Question

A bullet of mass $10\,g$ and speed $500\,ms^{- 1}$ is fired into a door and gets embedded exactly at the centre of the door. The door is $1.0\,m$ wide and weighs $12\,kg$ . It is hinged at one end and rotates about a vertical axis practically without friction.
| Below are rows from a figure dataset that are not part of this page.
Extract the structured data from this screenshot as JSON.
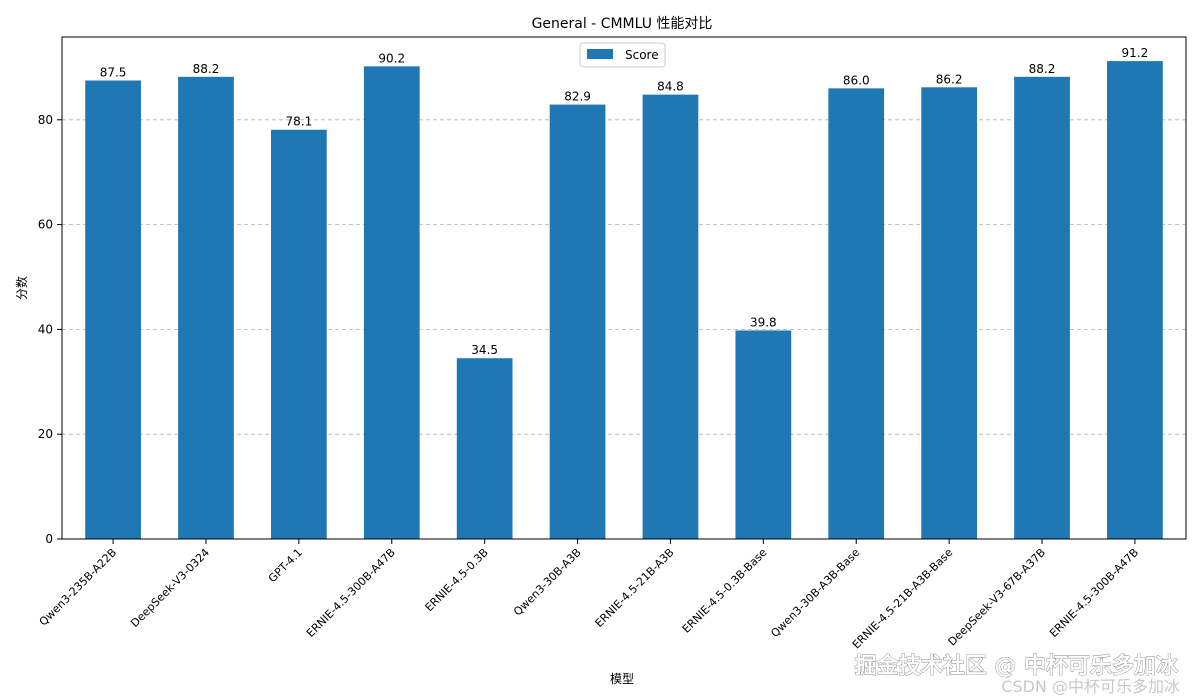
{
  "chart_data": {
    "type": "bar",
    "title": "General - CMMLU 性能对比",
    "xlabel": "模型",
    "ylabel": "分数",
    "ylim": [
      0,
      95.8
    ],
    "yticks": [
      0,
      20,
      40,
      60,
      80
    ],
    "grid": "y-dashed",
    "legend": {
      "position": "top-center",
      "entries": [
        "Score"
      ]
    },
    "categories": [
      "Qwen3-235B-A22B",
      "DeepSeek-V3-0324",
      "GPT-4.1",
      "ERNIE-4.5-300B-A47B",
      "ERNIE-4.5-0.3B",
      "Qwen3-30B-A3B",
      "ERNIE-4.5-21B-A3B",
      "ERNIE-4.5-0.3B-Base",
      "Qwen3-30B-A3B-Base",
      "ERNIE-4.5-21B-A3B-Base",
      "DeepSeek-V3-67B-A37B",
      "ERNIE-4.5-300B-A47B"
    ],
    "series": [
      {
        "name": "Score",
        "color": "#1f77b4",
        "values": [
          87.5,
          88.2,
          78.1,
          90.2,
          34.5,
          82.9,
          84.8,
          39.8,
          86.0,
          86.2,
          88.2,
          91.2
        ]
      }
    ]
  },
  "watermark": {
    "main": "掘金技术社区 @ 中杯可乐多加冰",
    "sub": "CSDN @中杯可乐多加冰"
  }
}
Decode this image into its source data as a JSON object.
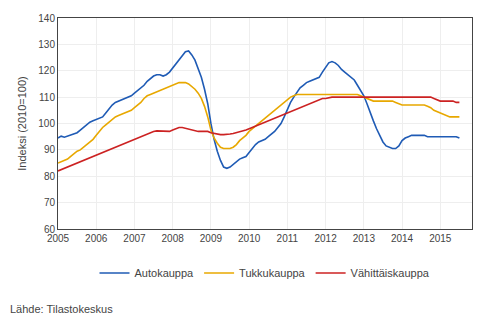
{
  "chart_data": {
    "type": "line",
    "ylabel": "Indeksi (2010=100)",
    "annotations": [
      "Lähde: Tilastokeskus"
    ],
    "xlim": [
      2005.0,
      2015.83
    ],
    "xticks": [
      2005,
      2006,
      2007,
      2008,
      2009,
      2010,
      2011,
      2012,
      2013,
      2014,
      2015
    ],
    "ylim": [
      60,
      140
    ],
    "yticks": [
      60,
      70,
      80,
      90,
      100,
      110,
      120,
      130,
      140
    ],
    "grid": true,
    "legend": "bottom",
    "x": [
      2005.0,
      2005.083,
      2005.167,
      2005.25,
      2005.333,
      2005.417,
      2005.5,
      2005.583,
      2005.667,
      2005.75,
      2005.833,
      2005.917,
      2006.0,
      2006.083,
      2006.167,
      2006.25,
      2006.333,
      2006.417,
      2006.5,
      2006.583,
      2006.667,
      2006.75,
      2006.833,
      2006.917,
      2007.0,
      2007.083,
      2007.167,
      2007.25,
      2007.333,
      2007.417,
      2007.5,
      2007.583,
      2007.667,
      2007.75,
      2007.833,
      2007.917,
      2008.0,
      2008.083,
      2008.167,
      2008.25,
      2008.333,
      2008.417,
      2008.5,
      2008.583,
      2008.667,
      2008.75,
      2008.833,
      2008.917,
      2009.0,
      2009.083,
      2009.167,
      2009.25,
      2009.333,
      2009.417,
      2009.5,
      2009.583,
      2009.667,
      2009.75,
      2009.833,
      2009.917,
      2010.0,
      2010.083,
      2010.167,
      2010.25,
      2010.333,
      2010.417,
      2010.5,
      2010.583,
      2010.667,
      2010.75,
      2010.833,
      2010.917,
      2011.0,
      2011.083,
      2011.167,
      2011.25,
      2011.333,
      2011.417,
      2011.5,
      2011.583,
      2011.667,
      2011.75,
      2011.833,
      2011.917,
      2012.0,
      2012.083,
      2012.167,
      2012.25,
      2012.333,
      2012.417,
      2012.5,
      2012.583,
      2012.667,
      2012.75,
      2012.833,
      2012.917,
      2013.0,
      2013.083,
      2013.167,
      2013.25,
      2013.333,
      2013.417,
      2013.5,
      2013.583,
      2013.667,
      2013.75,
      2013.833,
      2013.917,
      2014.0,
      2014.083,
      2014.167,
      2014.25,
      2014.333,
      2014.417,
      2014.5,
      2014.583,
      2014.667,
      2014.75,
      2014.833,
      2014.917,
      2015.0,
      2015.083,
      2015.167,
      2015.25,
      2015.333,
      2015.417,
      2015.5
    ],
    "series": [
      {
        "name": "Autokauppa",
        "color": "#1F5BB5",
        "values": [
          94.5,
          95.2,
          94.8,
          95.2,
          95.5,
          96.0,
          96.5,
          97.5,
          98.5,
          99.5,
          100.5,
          101.0,
          101.5,
          102.0,
          102.5,
          104.0,
          105.5,
          107.0,
          108.0,
          108.5,
          109.0,
          109.5,
          110.0,
          110.5,
          111.5,
          112.5,
          113.5,
          114.5,
          116.0,
          117.0,
          118.0,
          118.5,
          118.5,
          118.0,
          118.5,
          119.5,
          121.0,
          122.5,
          124.0,
          125.5,
          127.2,
          127.5,
          126.0,
          124.0,
          121.0,
          117.5,
          113.0,
          107.5,
          100.0,
          94.0,
          89.5,
          86.0,
          83.5,
          83.0,
          83.5,
          84.5,
          85.5,
          86.5,
          87.0,
          87.5,
          89.0,
          90.5,
          92.0,
          93.0,
          93.5,
          94.0,
          95.0,
          96.0,
          97.0,
          98.5,
          100.0,
          102.5,
          105.5,
          108.0,
          110.0,
          112.0,
          113.5,
          114.5,
          115.5,
          116.0,
          116.5,
          117.0,
          117.5,
          119.5,
          121.5,
          123.0,
          123.5,
          123.0,
          122.0,
          120.5,
          119.5,
          118.5,
          117.5,
          116.5,
          114.5,
          112.5,
          110.5,
          107.5,
          104.0,
          101.0,
          98.0,
          95.5,
          93.0,
          91.5,
          91.0,
          90.5,
          90.5,
          91.5,
          93.5,
          94.5,
          95.0,
          95.5,
          95.5,
          95.5,
          95.5,
          95.5,
          95.0,
          95.0,
          95.0,
          95.0,
          95.0,
          95.0,
          95.0,
          95.0,
          95.0,
          95.0,
          94.5
        ]
      },
      {
        "name": "Tukkukauppa",
        "color": "#E8A800",
        "values": [
          85.0,
          85.5,
          86.0,
          86.5,
          87.5,
          88.5,
          89.5,
          90.0,
          91.0,
          92.0,
          93.0,
          94.0,
          95.5,
          97.0,
          98.5,
          99.5,
          100.5,
          101.5,
          102.5,
          103.0,
          103.5,
          104.0,
          104.5,
          105.0,
          106.0,
          107.0,
          108.0,
          109.5,
          110.5,
          111.0,
          111.5,
          112.0,
          112.5,
          113.0,
          113.5,
          114.0,
          114.5,
          115.0,
          115.5,
          115.5,
          115.5,
          115.0,
          114.0,
          113.0,
          111.5,
          109.5,
          106.5,
          102.5,
          97.5,
          94.5,
          92.5,
          91.0,
          90.5,
          90.5,
          90.5,
          91.0,
          92.0,
          93.5,
          94.5,
          95.5,
          97.0,
          98.0,
          99.0,
          100.0,
          101.0,
          102.0,
          103.0,
          104.0,
          105.0,
          106.0,
          107.0,
          108.0,
          109.0,
          110.0,
          110.5,
          111.0,
          111.0,
          111.0,
          111.0,
          111.0,
          111.0,
          111.0,
          111.0,
          111.0,
          111.0,
          111.0,
          111.0,
          111.0,
          111.0,
          111.0,
          111.0,
          111.0,
          111.0,
          111.0,
          111.0,
          110.5,
          110.0,
          109.5,
          109.0,
          108.5,
          108.5,
          108.5,
          108.5,
          108.5,
          108.5,
          108.5,
          108.0,
          107.5,
          107.0,
          107.0,
          107.0,
          107.0,
          107.0,
          107.0,
          107.0,
          107.0,
          106.5,
          106.0,
          105.0,
          104.5,
          104.0,
          103.5,
          103.0,
          102.5,
          102.5,
          102.5,
          102.5
        ]
      },
      {
        "name": "Vähittäiskauppa",
        "color": "#CC2222",
        "values": [
          82.0,
          82.5,
          83.0,
          83.5,
          84.0,
          84.5,
          85.0,
          85.5,
          86.0,
          86.5,
          87.0,
          87.5,
          88.0,
          88.5,
          89.0,
          89.5,
          90.0,
          90.5,
          91.0,
          91.5,
          92.0,
          92.5,
          93.0,
          93.5,
          94.0,
          94.5,
          95.0,
          95.5,
          96.0,
          96.5,
          97.0,
          97.2,
          97.2,
          97.0,
          97.0,
          97.0,
          97.5,
          98.0,
          98.5,
          98.5,
          98.2,
          97.8,
          97.5,
          97.2,
          97.0,
          97.0,
          97.0,
          97.0,
          96.5,
          96.2,
          96.0,
          95.8,
          95.8,
          95.8,
          96.0,
          96.2,
          96.5,
          96.8,
          97.0,
          97.5,
          98.0,
          98.5,
          99.0,
          99.5,
          100.0,
          100.5,
          101.0,
          101.5,
          102.0,
          102.5,
          103.0,
          103.5,
          104.0,
          104.5,
          105.0,
          105.5,
          106.0,
          106.5,
          107.0,
          107.5,
          108.0,
          108.5,
          109.0,
          109.5,
          109.5,
          109.8,
          110.0,
          110.0,
          110.0,
          110.0,
          110.0,
          110.0,
          110.0,
          110.0,
          110.0,
          110.0,
          110.0,
          110.0,
          110.0,
          110.0,
          110.0,
          110.0,
          110.0,
          110.0,
          110.0,
          110.0,
          110.0,
          110.0,
          110.0,
          110.0,
          110.0,
          110.0,
          110.0,
          110.0,
          110.0,
          110.0,
          110.0,
          110.0,
          109.5,
          109.0,
          108.5,
          108.5,
          108.5,
          108.5,
          108.5,
          108.0,
          108.0
        ]
      }
    ]
  }
}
If $\omega $ is the angular speed (in $rad\,s^{- 1}$ ) of the door just after the bullet embeds into it, then find the value of $10^{3}\,\omega $ . Ignore the mass of the bullet as compared to the door.

Answer 1

Given, mass of bullet $( m )=10 g =0.01\, kg$
Speed of bullet $(v)=500 \, m s ^{-1}$
Width of the door$( I )=1.0 \, m$
Mass of the door$( M )=12 \, kg$
As bullet gets embedded exactly at the centre of the door, therefore its distance from the hinged end of the door,
$( r )=\frac{l}{2}=\frac{1}{2} m$
Angular momentum transferred by the bullet to the door,
$(L)=m v \times r$
$=0.01 \times 500 \times \frac{1}{2}$
$=2.5\, J - S$
Moment of inertia of the door about the vertical axis at one of its end,
$( I )=\frac{ M l^{2}}{3}=\frac{12 \times(1)^{2}}{3}=4\, kg - m ^{2}$
But angular momentum, $(L)=I \, \omega$
But angular momentum, $( L )= I\, \omega$
$\therefore 2.5=4 \times\, \omega$
or $\omega=\frac{2.5}{4}$
$\omega=0.625\, rad \, s ^{-1}$